Dataset D is in a binary format, beginning with a 4-byte integer num_vectors (uint32_t) indicating the number of vectors. This is followed by data for each vector, stored consecutively, with each vector occupying 102 (2 + vector_num_dimension) x sizeof(float32) bytes, summing up to num_vectors x 102 (2 + vector_num_dimension) x sizeof(float32) bytes in total. Specifically, for the 102 dimensions of each vector: the first dimension denotes the discretized categorical attribute C and the second dimension denotes the normalized timestamp attribute T. The rest 100 dimensions are the vector.

Query Set Structure

Query set Q is in a binary format, beginning with a 4-byte integer num_queries (uint32_t) indicating the number of queries. This is followed by data for each query, stored consecutively, with each query occupying 104 (4 + vector_num_dimension) x sizeof(float32) bytes, summing up to num_queries x 104 (4 + vector_num_dimension) x sizeof(float32) bytes in total.
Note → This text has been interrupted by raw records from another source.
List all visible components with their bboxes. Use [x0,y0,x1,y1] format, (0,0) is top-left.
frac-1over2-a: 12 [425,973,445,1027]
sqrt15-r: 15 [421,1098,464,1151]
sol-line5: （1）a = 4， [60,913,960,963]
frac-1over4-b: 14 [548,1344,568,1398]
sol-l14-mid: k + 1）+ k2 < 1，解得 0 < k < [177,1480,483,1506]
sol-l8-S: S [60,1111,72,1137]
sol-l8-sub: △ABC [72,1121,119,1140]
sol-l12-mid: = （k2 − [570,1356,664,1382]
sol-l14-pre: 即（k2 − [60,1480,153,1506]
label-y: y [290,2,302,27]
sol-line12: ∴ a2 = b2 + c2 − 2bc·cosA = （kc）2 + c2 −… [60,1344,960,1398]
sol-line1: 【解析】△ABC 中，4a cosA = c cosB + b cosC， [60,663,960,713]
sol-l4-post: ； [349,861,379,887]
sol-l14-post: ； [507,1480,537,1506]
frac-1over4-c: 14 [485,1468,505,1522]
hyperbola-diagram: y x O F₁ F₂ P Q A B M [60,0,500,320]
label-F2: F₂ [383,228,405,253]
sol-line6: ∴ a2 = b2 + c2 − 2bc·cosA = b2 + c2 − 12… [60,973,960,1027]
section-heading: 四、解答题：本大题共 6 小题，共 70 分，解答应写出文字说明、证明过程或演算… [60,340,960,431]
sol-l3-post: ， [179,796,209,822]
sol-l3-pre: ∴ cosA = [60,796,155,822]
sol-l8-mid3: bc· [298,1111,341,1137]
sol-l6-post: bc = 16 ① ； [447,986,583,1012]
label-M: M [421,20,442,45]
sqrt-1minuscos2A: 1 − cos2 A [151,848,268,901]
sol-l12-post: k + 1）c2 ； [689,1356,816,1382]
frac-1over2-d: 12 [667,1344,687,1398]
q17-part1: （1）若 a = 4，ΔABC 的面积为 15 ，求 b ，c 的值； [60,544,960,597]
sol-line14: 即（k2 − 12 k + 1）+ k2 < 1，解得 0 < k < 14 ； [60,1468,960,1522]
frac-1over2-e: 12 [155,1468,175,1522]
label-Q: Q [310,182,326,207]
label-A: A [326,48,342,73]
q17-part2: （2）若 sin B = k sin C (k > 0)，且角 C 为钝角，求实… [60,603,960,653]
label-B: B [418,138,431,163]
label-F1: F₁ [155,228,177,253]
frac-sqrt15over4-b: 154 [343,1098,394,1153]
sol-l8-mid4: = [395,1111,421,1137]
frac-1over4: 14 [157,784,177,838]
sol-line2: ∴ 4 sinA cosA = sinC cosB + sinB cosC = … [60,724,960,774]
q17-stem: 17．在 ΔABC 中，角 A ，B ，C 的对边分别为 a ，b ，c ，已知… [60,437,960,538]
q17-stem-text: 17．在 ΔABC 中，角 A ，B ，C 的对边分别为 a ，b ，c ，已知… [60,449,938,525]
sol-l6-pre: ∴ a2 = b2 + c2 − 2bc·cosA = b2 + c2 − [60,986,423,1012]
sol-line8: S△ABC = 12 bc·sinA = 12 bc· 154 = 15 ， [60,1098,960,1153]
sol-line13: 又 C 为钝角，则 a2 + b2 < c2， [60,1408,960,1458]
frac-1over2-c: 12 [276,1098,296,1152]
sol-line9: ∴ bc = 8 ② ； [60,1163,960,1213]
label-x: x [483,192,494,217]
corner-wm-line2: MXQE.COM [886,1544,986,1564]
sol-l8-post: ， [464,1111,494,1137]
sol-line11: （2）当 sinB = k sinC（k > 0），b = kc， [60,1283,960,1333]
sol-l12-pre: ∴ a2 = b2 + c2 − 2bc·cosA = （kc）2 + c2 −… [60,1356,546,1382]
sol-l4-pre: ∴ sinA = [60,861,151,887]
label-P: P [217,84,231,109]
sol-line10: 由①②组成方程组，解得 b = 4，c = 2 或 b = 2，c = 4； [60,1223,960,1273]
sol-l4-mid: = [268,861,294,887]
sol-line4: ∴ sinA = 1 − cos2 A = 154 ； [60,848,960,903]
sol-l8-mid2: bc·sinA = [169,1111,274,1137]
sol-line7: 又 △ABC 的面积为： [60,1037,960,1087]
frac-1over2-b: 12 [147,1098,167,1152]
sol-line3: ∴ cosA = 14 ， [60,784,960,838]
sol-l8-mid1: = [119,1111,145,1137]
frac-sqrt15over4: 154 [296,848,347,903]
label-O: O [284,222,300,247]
The 104-dimensional representation for a query is organized as follows:

The first dimension denotes query_type (takes values from 0, 1, 2, 3).
The second dimension denotes the specific query value v for the categorical attribute (if not queried, takes -1).
The third dimension denotes the specific query value l for the timestamp attribute (if not queried, takes -1).
The fourth dimension denotes the specific query value r for the timestamp attribute (if not queried, takes -1).
The rest 100 dimensions are the query vector.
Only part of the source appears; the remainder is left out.